I reject that contention too. Clauses like clause 8.5 of the DTA emphasise that it is the intention of the parties that an error or mistake in the making of a determination is not to be reviewed unless the result of the error is that the determination does not accord with the contract.[16] Clause 8.5 of the DTA thus emphasises that the elements of a determination of the Reconciliation Amount which involve discretion, opinion and judgment are beyond the scope of review.[17] It does not deprive clause 8.5 of that function to hold that an error in the ascertainment of a fact on which the determination is required to be based may result in a determination which is not in accordance with the contract and which, therefore, is subject to review.
[16]Cf.
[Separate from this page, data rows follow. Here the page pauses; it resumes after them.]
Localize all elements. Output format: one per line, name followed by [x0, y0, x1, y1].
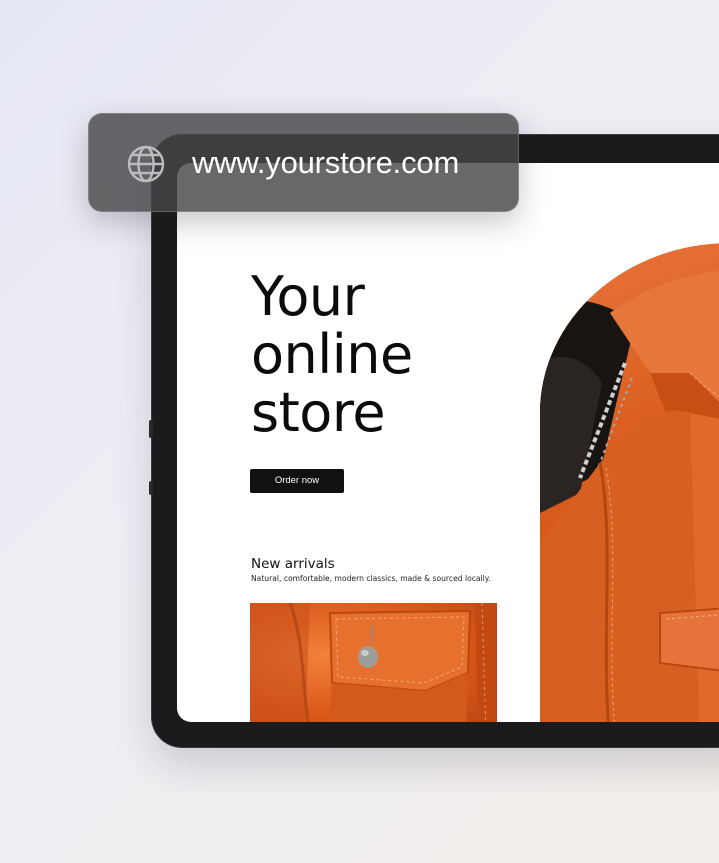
tablet-side-button [149, 481, 153, 495]
globe-icon [127, 145, 165, 183]
tablet-side-button [149, 420, 153, 438]
url-text: www.yourstore.com [192, 145, 460, 180]
hero-title-line: online [251, 323, 413, 386]
new-arrivals-subtitle: Natural, comfortable, modern classics, m… [251, 574, 491, 583]
jacket-pocket-image [250, 603, 497, 722]
product-photo[interactable] [250, 603, 497, 722]
hero-title: Your online store [251, 268, 413, 442]
store-page-screen: Your online store Order now New arrivals… [177, 163, 719, 722]
hero-title-line: store [251, 381, 386, 444]
orange-jacket-model-image [540, 271, 719, 722]
order-now-button[interactable]: Order now [250, 469, 344, 493]
hero-photo [540, 243, 719, 722]
tablet-device: Your online store Order now New arrivals… [149, 135, 719, 747]
hero-title-line: Your [251, 265, 365, 328]
new-arrivals-title: New arrivals [251, 556, 335, 572]
url-bar[interactable]: www.yourstore.com [88, 113, 519, 212]
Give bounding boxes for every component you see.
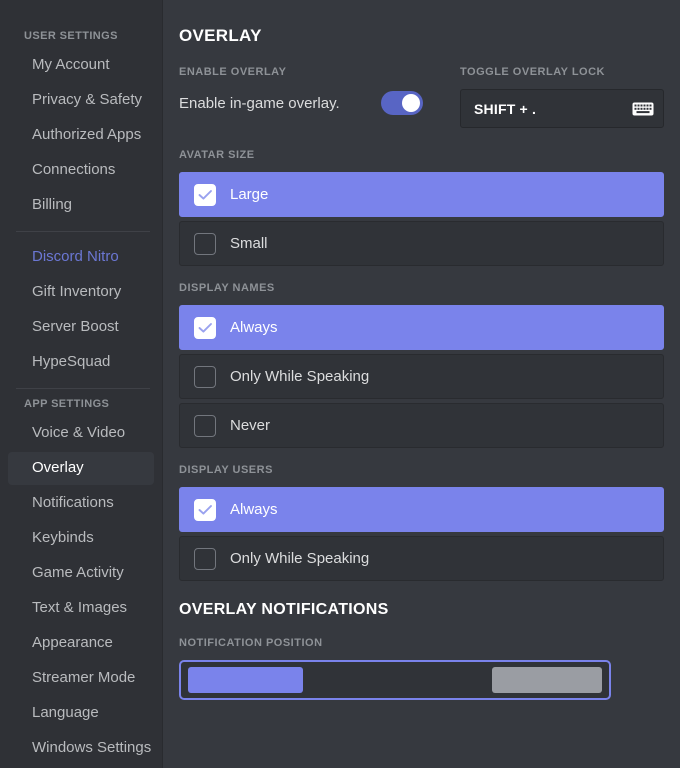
sidebar-item-gift-inventory[interactable]: Gift Inventory (8, 276, 154, 309)
enable-overlay-column: ENABLE OVERLAY Enable in-game overlay. (179, 66, 460, 128)
overlay-notifications-title: OVERLAY NOTIFICATIONS (179, 601, 664, 619)
sidebar-item-label: Gift Inventory (32, 283, 121, 300)
enable-overlay-section: ENABLE OVERLAY Enable in-game overlay. T… (179, 66, 664, 128)
sidebar-item-discord-nitro[interactable]: Discord Nitro (8, 241, 154, 274)
sidebar-item-label: Privacy & Safety (32, 91, 142, 108)
sidebar-item-label: My Account (32, 56, 110, 73)
option-label: Large (230, 186, 268, 203)
toggle-knob (402, 94, 420, 112)
notification-position-top-left[interactable] (188, 667, 303, 693)
display-names-label: DISPLAY NAMES (179, 282, 664, 294)
sidebar-item-label: Voice & Video (32, 424, 125, 441)
sidebar-header-user-settings: USER SETTINGS (0, 30, 162, 42)
checkbox-unchecked-icon[interactable] (194, 366, 216, 388)
notification-position-label: NOTIFICATION POSITION (179, 637, 664, 649)
enable-overlay-row: Enable in-game overlay. (179, 89, 460, 117)
page-title: OVERLAY (179, 26, 664, 46)
sidebar-item-label: Game Activity (32, 564, 124, 581)
keyboard-icon (632, 101, 654, 117)
checkbox-unchecked-icon[interactable] (194, 548, 216, 570)
enable-overlay-label: ENABLE OVERLAY (179, 66, 460, 78)
sidebar-item-label: Keybinds (32, 529, 94, 546)
checkbox-checked-icon[interactable] (194, 317, 216, 339)
settings-window: USER SETTINGS My Account Privacy & Safety… (0, 0, 680, 768)
option-label: Never (230, 417, 270, 434)
sidebar-item-label: Discord Nitro (32, 248, 119, 265)
option-label: Always (230, 319, 278, 336)
checkbox-unchecked-icon[interactable] (194, 233, 216, 255)
notification-position-picker[interactable] (179, 660, 611, 700)
display-names-option-always[interactable]: Always (179, 305, 664, 350)
sidebar-item-label: Authorized Apps (32, 126, 141, 143)
display-names-option-only-while-speaking[interactable]: Only While Speaking (179, 354, 664, 399)
sidebar-group-app: Voice & Video Overlay Notifications Keybind… (0, 417, 162, 765)
sidebar-item-authorized-apps[interactable]: Authorized Apps (8, 119, 154, 152)
sidebar-item-label: Text & Images (32, 599, 127, 616)
sidebar-item-streamer-mode[interactable]: Streamer Mode (8, 662, 154, 695)
checkbox-unchecked-icon[interactable] (194, 415, 216, 437)
option-label: Only While Speaking (230, 368, 369, 385)
display-users-section: DISPLAY USERS Always Only While Speaking (179, 464, 664, 581)
sidebar-group-user: My Account Privacy & Safety Authorized App… (0, 49, 162, 222)
avatar-size-label: AVATAR SIZE (179, 149, 664, 161)
sidebar-item-label: Language (32, 704, 99, 721)
sidebar-item-label: Notifications (32, 494, 114, 511)
sidebar-item-label: Streamer Mode (32, 669, 135, 686)
notification-position-top-right[interactable] (492, 667, 602, 693)
notification-position-spacer (309, 667, 486, 693)
sidebar-item-connections[interactable]: Connections (8, 154, 154, 187)
sidebar-item-label: HypeSquad (32, 353, 110, 370)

WMC Resources Ltd v. Leighton Contractors Pty Ltd at [41] per Ipp, J.A.
[17]Except in cases of fraud, caprice or lack of impartiality and the like.
Finally, I should say that I am strengthened in the view that error in the ascertainment of the volume of Gas is subject to review by the recognition that the
DTA and the Connection Deed are pre-eminently commercial agreements. Their terms must therefore be construed against the matrix of facts which underpins those arrangements and as the court would suppose that honest businessmen would understand the words they have actually used with reference to their subject-matter and the surrounding circumstances.[18]
[18]Cohen & Co. v. Ockerby & Co. Ltd (1917) 24 C.L.R. 288 at 300; Di Dio Nominees Pty Ltd v. Brian Mark Real Estate Pty Ltd [1992] 2 V.R. 732 at 742.
Views may differ about the premium which the Participants are likely to have put on certainty and the consequent extent to which they may have been prepared to forgo rights of review in order to achieve certainty. I would allow that the terms of the DTA show that the parties wanted a prompt determination of the Reconciliation Amount without delays, complexities and the expense of disputes and court proceedings. That explains why the parties agreed to exclude from review so much of the determination as may involve discretion, judgment or opinion. But I am unable to accept that honest businessmen would mean to bind the parties to the DTA by a determination of Reconciliation Amount based upon an error as to volume of Gas extracted from the system, with consequences amounting possibly to millions of dollars, in circumstances which they had agreed should lead to the correction of Trade Imbalances as a matter of course. In my view honest businessmen would surely say that such a determination was not in accordance with their agreement.
Conclusion
I would allow the appeal.
BONGIORNO, A.J.A.:
I agree with the reasons for judgment of Nettle, J.A.